Als gevolg van fluctuaties in de opbrengst per ha en een variërend areaal bedroeg de inlandse productie aan zomergerst in 1998 slechts 200.000 ton, terwijl er in 2001 ruim 365.000 ton werd geproduceerd.
Niet alle geproduceerde zomergerst kan worden afgezet als brouwgerst. Van jaar tot jaar zal een variërend deel niet beantwoorden aan de gestelde kwaliteitseisen. In goede jaren kan meer dan 60% van de inlandse zomergerstproduktie gebruikt worden als brouwgerst, terwijl dat in slechte jaren veel minder is. Door nieuwe rassen, een verbeterde teelttechniek en een intensievere teeltbegeleiding is het aandeel brouwgerst de laatste jaren gestegen en stabieler geworden.

Kwaliteitseisen

De mouterijen stellen hoge eisen aan de kwaliteit van de door hen te verwerken gerst. Enkele eisen aan brouwgerst die voor een teler van belang en mede bepalend zijn voor de brouwgerstpremie, zijn:

  • brouwgerstras: alleen gerst van een beperkt aantal rassen, welke goed bruikbaar zijn in de mouterij, worden opgenomen en verwerkt.
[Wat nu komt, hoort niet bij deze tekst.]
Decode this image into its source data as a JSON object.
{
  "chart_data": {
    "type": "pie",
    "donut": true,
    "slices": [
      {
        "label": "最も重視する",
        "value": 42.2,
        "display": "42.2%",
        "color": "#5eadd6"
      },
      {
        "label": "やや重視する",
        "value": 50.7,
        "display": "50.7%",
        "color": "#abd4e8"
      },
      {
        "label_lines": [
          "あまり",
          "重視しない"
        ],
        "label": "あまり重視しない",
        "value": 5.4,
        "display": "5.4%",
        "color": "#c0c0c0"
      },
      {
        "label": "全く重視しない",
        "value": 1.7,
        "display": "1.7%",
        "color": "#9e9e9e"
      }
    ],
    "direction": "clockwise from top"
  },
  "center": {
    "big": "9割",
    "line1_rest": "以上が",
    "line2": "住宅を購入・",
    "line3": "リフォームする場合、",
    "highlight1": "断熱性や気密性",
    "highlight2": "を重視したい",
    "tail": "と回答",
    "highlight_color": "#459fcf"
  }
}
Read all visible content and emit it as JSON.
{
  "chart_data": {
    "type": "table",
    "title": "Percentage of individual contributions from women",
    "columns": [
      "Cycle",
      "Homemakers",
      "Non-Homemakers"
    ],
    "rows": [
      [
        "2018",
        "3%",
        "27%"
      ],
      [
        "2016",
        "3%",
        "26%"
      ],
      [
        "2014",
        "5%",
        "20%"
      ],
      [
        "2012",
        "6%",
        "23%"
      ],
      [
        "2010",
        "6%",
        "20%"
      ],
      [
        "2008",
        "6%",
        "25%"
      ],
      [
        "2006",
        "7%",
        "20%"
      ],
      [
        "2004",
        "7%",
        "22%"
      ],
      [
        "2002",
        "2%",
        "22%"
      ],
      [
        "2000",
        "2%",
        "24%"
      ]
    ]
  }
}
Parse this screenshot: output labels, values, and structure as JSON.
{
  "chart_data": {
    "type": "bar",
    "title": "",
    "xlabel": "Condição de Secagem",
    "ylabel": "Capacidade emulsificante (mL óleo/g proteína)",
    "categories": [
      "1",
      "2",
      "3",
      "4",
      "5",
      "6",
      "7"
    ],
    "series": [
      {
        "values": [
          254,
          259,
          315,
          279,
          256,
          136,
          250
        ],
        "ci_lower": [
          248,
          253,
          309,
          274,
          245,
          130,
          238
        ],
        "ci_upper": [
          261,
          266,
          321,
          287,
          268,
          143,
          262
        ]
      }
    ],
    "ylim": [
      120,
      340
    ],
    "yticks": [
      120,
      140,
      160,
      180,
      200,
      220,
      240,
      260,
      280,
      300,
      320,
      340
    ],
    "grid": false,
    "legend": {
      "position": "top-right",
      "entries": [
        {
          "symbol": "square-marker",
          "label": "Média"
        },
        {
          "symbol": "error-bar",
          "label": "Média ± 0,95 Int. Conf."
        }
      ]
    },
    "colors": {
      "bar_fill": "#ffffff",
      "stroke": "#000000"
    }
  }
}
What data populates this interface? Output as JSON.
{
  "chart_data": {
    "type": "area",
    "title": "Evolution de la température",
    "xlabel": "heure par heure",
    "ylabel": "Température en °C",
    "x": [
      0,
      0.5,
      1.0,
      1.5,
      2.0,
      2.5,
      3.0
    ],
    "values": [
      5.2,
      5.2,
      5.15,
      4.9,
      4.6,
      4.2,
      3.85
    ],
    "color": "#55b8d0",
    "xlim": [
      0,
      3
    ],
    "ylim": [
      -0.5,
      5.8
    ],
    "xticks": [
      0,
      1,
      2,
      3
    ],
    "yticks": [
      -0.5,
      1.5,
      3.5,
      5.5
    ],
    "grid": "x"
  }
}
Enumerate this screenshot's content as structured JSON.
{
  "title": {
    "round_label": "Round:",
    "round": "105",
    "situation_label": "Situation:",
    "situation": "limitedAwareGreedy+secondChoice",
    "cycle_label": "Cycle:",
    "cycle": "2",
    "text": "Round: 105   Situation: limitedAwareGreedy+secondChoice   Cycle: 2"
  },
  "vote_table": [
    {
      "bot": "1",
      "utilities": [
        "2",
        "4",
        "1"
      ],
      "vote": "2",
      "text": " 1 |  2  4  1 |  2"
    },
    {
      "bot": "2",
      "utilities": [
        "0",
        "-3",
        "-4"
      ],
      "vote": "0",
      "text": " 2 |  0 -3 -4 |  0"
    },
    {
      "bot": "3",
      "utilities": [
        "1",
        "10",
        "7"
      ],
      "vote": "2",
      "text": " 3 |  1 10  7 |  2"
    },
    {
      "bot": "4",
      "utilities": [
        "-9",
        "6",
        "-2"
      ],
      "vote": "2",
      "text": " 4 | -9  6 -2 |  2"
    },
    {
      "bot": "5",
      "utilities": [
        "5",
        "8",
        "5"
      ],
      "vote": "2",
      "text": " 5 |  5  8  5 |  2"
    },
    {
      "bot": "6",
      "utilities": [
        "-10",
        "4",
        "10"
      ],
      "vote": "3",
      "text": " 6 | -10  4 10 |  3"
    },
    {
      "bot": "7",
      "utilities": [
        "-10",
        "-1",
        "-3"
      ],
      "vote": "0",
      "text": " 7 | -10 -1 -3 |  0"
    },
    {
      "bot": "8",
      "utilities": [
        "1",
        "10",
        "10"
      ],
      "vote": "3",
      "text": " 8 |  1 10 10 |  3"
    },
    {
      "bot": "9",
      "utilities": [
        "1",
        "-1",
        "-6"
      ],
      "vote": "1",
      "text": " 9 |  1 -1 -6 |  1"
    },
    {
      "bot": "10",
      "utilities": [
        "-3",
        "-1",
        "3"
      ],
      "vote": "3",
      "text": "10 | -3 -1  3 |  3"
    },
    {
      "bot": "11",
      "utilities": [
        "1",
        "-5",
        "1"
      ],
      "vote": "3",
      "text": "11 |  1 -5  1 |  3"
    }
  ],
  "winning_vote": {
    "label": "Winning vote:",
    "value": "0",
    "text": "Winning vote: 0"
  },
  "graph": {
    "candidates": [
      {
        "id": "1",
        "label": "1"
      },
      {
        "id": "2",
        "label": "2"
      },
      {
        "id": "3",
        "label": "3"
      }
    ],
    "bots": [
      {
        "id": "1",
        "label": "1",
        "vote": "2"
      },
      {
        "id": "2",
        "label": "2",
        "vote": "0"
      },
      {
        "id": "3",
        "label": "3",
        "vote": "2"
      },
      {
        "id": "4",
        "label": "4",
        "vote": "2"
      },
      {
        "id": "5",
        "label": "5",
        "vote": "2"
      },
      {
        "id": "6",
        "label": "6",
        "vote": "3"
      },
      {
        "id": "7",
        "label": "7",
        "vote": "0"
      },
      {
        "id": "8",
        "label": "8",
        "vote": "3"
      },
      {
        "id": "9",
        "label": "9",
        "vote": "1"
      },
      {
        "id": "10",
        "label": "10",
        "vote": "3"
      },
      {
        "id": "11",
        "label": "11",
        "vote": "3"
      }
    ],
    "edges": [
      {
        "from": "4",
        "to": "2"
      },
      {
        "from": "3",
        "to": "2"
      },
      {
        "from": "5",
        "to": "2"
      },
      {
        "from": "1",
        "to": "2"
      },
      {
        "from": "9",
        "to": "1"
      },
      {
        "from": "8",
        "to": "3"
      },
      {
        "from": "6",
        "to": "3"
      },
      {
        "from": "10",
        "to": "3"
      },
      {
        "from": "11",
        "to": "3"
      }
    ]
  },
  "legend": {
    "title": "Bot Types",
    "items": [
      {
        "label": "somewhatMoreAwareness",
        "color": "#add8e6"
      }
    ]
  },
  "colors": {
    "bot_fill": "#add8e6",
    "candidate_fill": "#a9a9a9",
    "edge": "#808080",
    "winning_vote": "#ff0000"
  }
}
Afstemming met afnemende coöperatie of handel bij de rassenkeuze is belangrijk;
  • kieming: de kiemkracht moet groot zijn, en het kiemingsproces moet snel en regelmatig verlopen (minstens 95% van de zaden gekiemd na drie dagen). Door de maaidorser goed af te stellen, en de gerst op de juiste wijze te drogen en te bewaren, kan verlies aan kiemkracht voorkomen worden;
  • eiwitgehalte: het eiwitgehalte van de korrel moet liggen tussen 9,5 % en 11,5 %. Een te hoog eiwitgehalte gaat ten koste van het zetmeelgehalte en drukt het rendement. Bovendien kan een te veel aan eiwit problemen geven bij de filtratie. Ook een te laag eiwitgehalte geeft problemen bij de vermouting. Behalve de weersomstandigheden tijdens het groeiseizoen bepalen ook de rassenkeuze en de teeltwijze de hoogte van het eiwitgehalte;
  • sortering: minimaal 90% van een partij brouwgerst moet bestaan uit korrels groter dan 2,5 mm (volgerst). Daarnaast mag niet meer dan 2% van de korrels kleiner zijn dan 2,2 mm (doorval).